If you have a bad credit score, it can also affect your loan and financial product applications. Depending on the risks you pose as borrower, chances are high that your lender may reject your application. For example, it will be harder to get approved for a traditional loan from major banks or high street lender. Even getting a mobile phone contract will be a struggle if your credit rating is less than stellar.

Maintaining a good credit score couldn’t be reiterated more. If you don’t want to struggle with your applications, there’s really just one way to do it. Be a responsible consumer, pay your bills on time and keep your credit score excellent. You shouldn’t have any problems if you can do it.

Your credit score takes time to improve.

In the same manner that it takes time to get a bad credit score, it will also take time to improve your poor credit rating. A few late payments on your credit cards, for example, can wreak havoc on your credit score. Defaults or CCJs are even harder to deal with. It is therefore very important to be very careful with your financial moves. One mistake can mess it all up for your credit rating. When it comes to your credit rating, the trick is to not take it lightly.
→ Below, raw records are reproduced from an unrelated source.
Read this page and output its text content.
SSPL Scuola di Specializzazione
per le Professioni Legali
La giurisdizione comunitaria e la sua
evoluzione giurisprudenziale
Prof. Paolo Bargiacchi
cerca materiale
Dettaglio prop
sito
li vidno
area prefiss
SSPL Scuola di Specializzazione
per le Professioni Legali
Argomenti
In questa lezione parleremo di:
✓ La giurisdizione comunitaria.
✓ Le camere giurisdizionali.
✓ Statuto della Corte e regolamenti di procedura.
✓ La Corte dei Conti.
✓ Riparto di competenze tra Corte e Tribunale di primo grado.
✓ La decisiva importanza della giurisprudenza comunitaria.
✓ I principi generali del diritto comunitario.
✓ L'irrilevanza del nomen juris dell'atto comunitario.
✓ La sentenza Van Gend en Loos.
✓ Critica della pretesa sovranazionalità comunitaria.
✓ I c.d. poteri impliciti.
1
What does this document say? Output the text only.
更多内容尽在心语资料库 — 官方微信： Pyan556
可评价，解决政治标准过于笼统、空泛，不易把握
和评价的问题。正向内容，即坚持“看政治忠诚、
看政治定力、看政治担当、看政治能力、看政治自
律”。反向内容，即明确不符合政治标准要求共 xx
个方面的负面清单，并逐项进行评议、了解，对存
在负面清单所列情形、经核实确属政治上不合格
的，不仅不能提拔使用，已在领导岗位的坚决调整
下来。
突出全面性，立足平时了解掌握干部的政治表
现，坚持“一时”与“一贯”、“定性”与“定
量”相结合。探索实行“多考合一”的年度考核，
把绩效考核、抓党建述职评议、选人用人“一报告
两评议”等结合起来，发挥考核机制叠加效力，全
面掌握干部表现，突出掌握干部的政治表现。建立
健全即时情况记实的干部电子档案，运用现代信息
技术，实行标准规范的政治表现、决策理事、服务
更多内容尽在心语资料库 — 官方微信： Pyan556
Otherwise, you may end up dealing with a slew of consequences that can put a cramp on your finances for a long time.

Your credit score may influence where you can live.

If you don’t own your home yet but you’re just renting, your credit score may significantly affect where you can live or rent an apartment. Most landlords check your credit score when assessing your rental application. If you have a bad credit score, you’re putting your rental application at risk for rejection. It’s pretty self-explanatory. Landlords don’t want risks and a poor credit rating translates to high risks. To avoid complications with your rental applications, the better choice is to maintain an excellent credit score no matter.